Thursday, March 23, 2006

Choose my adventure

When I was a kid (which some might say I remain to this day), I loved reading the "Choose Your Own Adventure" books. You could read the book about 900 times, and it would turn out differently every time...or at least more round-about-ly. Anywho, I'd like to take this concept to a new level by NOT choosing my own adventure; rather, you shall choose it for me by a show of comments. My story begins thusly...

My evening supervisor, Karen, was gone all last week to a TESOL conference in Tampa, FL. She came out to our site last night with some flyers she'd picked up there. She said that someone showed it to her because they were recruiting people for this job in San Antonio. Karen, having just accepted a new position with NC community college system at the state level, was not personally interested. She therefore declined the flyer. On second thought, however, she went back and asked for two.

She brought them to the site. One for me. One for my friend Diana, who teaches at both my evening and morning sites. We're both young, single, adventurous and in debt. The job looks perfect for us.

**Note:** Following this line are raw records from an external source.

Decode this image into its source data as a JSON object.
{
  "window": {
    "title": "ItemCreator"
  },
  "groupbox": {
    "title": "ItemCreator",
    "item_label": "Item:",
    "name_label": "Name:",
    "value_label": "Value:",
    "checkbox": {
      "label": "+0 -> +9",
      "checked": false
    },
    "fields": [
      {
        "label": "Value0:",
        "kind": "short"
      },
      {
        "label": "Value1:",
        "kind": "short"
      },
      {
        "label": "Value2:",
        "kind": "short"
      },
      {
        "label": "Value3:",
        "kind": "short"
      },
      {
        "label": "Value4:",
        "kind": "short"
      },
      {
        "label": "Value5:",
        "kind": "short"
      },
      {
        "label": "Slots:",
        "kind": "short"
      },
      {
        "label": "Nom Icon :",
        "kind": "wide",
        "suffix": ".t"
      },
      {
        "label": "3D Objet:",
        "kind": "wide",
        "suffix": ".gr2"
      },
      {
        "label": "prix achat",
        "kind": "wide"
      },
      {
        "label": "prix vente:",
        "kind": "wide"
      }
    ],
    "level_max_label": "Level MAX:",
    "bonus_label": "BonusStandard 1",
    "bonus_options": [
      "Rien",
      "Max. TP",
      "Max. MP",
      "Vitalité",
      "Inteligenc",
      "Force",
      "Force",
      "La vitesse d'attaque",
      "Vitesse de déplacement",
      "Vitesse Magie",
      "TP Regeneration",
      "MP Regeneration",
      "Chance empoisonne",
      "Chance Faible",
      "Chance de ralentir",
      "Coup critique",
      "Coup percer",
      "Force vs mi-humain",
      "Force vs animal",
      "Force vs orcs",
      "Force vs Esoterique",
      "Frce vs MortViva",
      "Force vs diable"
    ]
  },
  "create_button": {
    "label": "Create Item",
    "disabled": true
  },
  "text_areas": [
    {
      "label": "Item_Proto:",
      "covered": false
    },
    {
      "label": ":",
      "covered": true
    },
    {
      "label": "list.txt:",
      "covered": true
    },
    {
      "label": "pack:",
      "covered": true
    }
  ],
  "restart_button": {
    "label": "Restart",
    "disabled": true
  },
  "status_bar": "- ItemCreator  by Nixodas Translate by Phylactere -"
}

The Department of Defense has a program in which international military or civilian servicepersons are sent by their governments at the invitation of the US government to Lackland AFB in San Antonio to learn English. Some of these students then move on to other bases where they receive further military training. Others return to their countries to teach English and/or manage ESL programs there. I could be teaching them English or doing teacher training.

The salary, friends, is more than twice what I earned in 2005, and it's possible that I might be sent overseas to teach at some point. I wouldn't be enlisted. I would go as a civilian for the Dept. of Defense. They say you have to sign a mobility agreement (in case they want to send you abroad)...like that's a bad thing. I would be working for the federal government, which could be a pro or a con depending on your current political opinion, but the benefits, to be sure, would be stellar, and any benefits...any at all...would be far more than I currently receive.

The problems with leaving Raleigh are that I have one of the most fabulous roommates in the history of cohabitation, I have a church that I really really love, and both of my sisters may be moving much much closer to me within the next few months (one for sure, the other maybe). If both of them were within even 100 miles of Raleigh, that would be the closest we'd lived to each other since about 1994. Maybe that's a little exaggeration, but it's been a long time. I guess 2001 or '02 is more accurate, but you all get the point.

So. Should I go for it, or should I try to beat the record set in '02-03 and live at the same residence for more than a year? You decide.